Stavano facendo il loro dovere professionale. Stavano, cioè, raccontando i fatti con zelo, puntualità, desiderio di documentare eventi gravi e socialmente assai allarmanti affinché l’opinione pubblica ne fosse informata tanto da poter così avere un’esatta conoscenza delle cose.
È preciso diritto dei cittadini (ai sensi della nostra Costituzione, all’art. 21, che garantisce ai giornalisti il diritto/dovere d’informare), d’essere informati correttamente ed integralmente, senza menzogne ed omissioni. E questo perché il cittadino/elettore possa godere della così detta simmetria informativa, ovvero conoscere completamente per scegliere correttamente.
Ogni omissione, ogni falsità, ogni nascondimento dei fatti è un grave vulnus alla democrazia.
Ora, tornando all’attentato a Ranucci, che poteva costargli la vita, come a sua figlia, appare evidente che le inchieste di REPORT hanno toccato qualche nervo scoperto del malaffare che, con la bomba che ha distrutto le autovetture di Ranucci e di sua figlia, ha voluto indirizzare un pesante avvertimento intimidatorio contro il valente e serio lavoro del destinatario. A certificare, se ci fosse ulteriore bisogno di prove, che racconta il vero.

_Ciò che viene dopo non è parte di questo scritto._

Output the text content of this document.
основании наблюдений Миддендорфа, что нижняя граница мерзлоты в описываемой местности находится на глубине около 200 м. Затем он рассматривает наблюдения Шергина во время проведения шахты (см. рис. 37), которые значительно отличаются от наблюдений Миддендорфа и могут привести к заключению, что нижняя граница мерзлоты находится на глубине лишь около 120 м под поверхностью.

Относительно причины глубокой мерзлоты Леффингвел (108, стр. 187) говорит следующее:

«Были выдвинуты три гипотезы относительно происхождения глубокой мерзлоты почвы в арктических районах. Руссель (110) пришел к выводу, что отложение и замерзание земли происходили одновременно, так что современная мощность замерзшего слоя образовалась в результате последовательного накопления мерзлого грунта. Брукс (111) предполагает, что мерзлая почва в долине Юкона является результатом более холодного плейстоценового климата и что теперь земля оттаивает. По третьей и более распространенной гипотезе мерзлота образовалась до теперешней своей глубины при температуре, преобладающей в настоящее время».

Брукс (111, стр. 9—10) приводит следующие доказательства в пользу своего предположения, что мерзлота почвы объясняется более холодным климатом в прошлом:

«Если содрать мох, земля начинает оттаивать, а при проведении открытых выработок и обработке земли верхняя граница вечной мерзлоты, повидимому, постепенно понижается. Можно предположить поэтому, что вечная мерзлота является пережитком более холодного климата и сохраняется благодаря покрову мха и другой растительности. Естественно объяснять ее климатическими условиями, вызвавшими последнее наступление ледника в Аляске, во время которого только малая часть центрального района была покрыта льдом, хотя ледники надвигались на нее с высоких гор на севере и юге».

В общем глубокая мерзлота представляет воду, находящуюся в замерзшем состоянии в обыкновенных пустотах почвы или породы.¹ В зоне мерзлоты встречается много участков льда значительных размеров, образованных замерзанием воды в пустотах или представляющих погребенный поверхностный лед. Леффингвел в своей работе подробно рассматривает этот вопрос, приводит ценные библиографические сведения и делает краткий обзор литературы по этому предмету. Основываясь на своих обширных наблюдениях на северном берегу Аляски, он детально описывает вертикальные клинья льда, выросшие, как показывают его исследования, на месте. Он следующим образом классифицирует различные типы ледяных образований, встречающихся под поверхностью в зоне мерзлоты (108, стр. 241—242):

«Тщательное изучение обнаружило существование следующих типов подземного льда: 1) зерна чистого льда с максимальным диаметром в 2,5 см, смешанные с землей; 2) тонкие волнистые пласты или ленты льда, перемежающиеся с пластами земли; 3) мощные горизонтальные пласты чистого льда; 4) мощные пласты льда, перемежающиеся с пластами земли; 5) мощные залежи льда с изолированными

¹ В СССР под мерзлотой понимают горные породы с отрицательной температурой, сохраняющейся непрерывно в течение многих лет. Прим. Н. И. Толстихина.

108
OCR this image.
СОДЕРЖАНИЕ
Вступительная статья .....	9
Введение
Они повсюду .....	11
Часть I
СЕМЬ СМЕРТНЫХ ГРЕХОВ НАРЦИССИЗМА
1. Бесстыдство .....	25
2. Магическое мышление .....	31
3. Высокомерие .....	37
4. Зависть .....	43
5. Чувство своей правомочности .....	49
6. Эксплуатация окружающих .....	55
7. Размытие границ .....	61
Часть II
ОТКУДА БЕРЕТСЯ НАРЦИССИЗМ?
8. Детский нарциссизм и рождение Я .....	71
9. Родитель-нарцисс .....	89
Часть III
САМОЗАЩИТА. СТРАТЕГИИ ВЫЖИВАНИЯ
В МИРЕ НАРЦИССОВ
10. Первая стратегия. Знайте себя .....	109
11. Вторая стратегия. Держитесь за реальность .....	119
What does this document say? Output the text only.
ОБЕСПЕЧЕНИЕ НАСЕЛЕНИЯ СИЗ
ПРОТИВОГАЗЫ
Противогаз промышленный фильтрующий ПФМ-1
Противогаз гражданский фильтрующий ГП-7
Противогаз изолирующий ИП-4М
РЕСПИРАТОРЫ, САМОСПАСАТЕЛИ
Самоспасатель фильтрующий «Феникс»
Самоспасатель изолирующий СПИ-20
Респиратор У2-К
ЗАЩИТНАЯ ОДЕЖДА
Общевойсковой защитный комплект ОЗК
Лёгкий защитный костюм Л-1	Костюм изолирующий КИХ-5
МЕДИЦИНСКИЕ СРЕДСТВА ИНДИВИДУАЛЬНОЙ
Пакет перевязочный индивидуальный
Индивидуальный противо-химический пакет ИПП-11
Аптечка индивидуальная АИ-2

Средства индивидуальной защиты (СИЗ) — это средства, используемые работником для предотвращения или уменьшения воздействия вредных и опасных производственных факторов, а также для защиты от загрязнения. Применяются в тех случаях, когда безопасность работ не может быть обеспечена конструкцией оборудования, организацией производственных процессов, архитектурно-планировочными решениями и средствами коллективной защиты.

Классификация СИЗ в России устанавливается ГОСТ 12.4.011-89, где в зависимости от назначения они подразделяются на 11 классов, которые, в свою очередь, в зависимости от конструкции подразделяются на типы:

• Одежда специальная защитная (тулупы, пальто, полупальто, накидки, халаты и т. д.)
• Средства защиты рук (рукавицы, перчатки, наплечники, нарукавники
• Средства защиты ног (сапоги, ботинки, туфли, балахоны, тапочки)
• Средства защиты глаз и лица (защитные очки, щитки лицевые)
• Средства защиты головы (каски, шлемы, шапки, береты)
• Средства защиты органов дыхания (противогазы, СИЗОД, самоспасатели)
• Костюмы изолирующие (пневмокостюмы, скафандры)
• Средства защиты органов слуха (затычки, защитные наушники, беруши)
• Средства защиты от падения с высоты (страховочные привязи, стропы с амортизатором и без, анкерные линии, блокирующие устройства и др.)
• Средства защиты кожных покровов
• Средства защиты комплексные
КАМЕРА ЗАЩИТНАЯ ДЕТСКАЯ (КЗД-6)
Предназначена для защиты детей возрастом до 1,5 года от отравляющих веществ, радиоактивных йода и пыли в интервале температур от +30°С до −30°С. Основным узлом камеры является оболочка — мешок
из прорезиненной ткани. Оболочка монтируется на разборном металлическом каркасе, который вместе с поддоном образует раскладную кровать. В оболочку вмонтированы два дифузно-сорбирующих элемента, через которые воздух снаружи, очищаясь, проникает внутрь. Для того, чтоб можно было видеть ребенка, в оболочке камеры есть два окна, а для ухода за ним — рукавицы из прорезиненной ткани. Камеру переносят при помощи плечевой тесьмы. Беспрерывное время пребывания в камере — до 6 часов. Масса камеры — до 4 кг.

Ecco, questo è importante sottolineare: l’obiettivo dell’intimidazione è Sigfrido Ranucci, non in generale, la categoria dei giornalisti. Ed è inutile, come hanno fatto molti di loro, che si intestino l’attentato come fosse una intimidazione a tutta la categoria.
I giornalisti italiani, nella stragrande maggioranza, non brillano per professionalità, indipendenza, schiena dritta.
Spesso sono al soldo di potentati economici, di cui tutelano gli interessi o difendendoli esplicitamente, o appoggiando campagne di discredito contro gli avversari (politici od economici) dei padroni, o, più spesso, nascondendo le notizie avverse ai medesimi.
Non starò qui a fare esempi, perché ne verrebbero fuori elenchi lunghi e, francamente, anche un po’ tediosi.
Però una domanda è lecita. Perché lo fanno? Perché questi giornalisti “vendono la loro anima”, violando alla grande tutte le regole della loro etica professionale? Perché preferiscono tacere, sedare, celare, piuttosto che raccontare i fatti? Il ruolo del giornalista è essenziale per controllare il potere e metterne a nudo contraddizioni, bugie, reati. I giornalisti devono essere i cani da guardia del potere, non quelli da riporto.
E tuttavia, credo lo facciano, oltreché per soldi, per potere. In pratica ne vogliono condividere le briciole, trovandosi un padrone generoso che, ogni volta che portano indietro il legnetto, li premia con una coccola ed un croccantino.
Questa squallida categoria di giornalisti, di solito, viene premiata con la direzione, pagata profumatamente (anche con soldi pubblici!), di un giornale o di una rete TV. Ed è poi la stessa categoria che vive costantemente nei salotti degli infotainment televisivi, dove sproloquia dell’universo mondo vomitando sul pubblico montagne di letame contro gli avversari dei padroni e/o menzogne sesquipedali (vedi alla voce Israele/Gaza).
Di solito sono ben vestiti, hanno un eloquio puntuto e rotondo (e normalmente tronfio). E mal tollerano un’opinione diversa dalla loro, che ne sanno sempre una di più del loro interlocutore.
Lo fanno anche perché sono pusillanimi e preferiscono il calduccio della confortevole cuccia che gli ha predisposto il padrone.
Questi giornalisti (che si credono la noblesse della categoria, perché, va detto, esiste, al suo interno, anche un “sottoproletariato”, pagato a cottimo e senza garanzie, quindi ricattabile e scarsamente tutelato) non rischiano niente, se non la vergogna.
Ma, ormai, è da tempo che non ne provano più.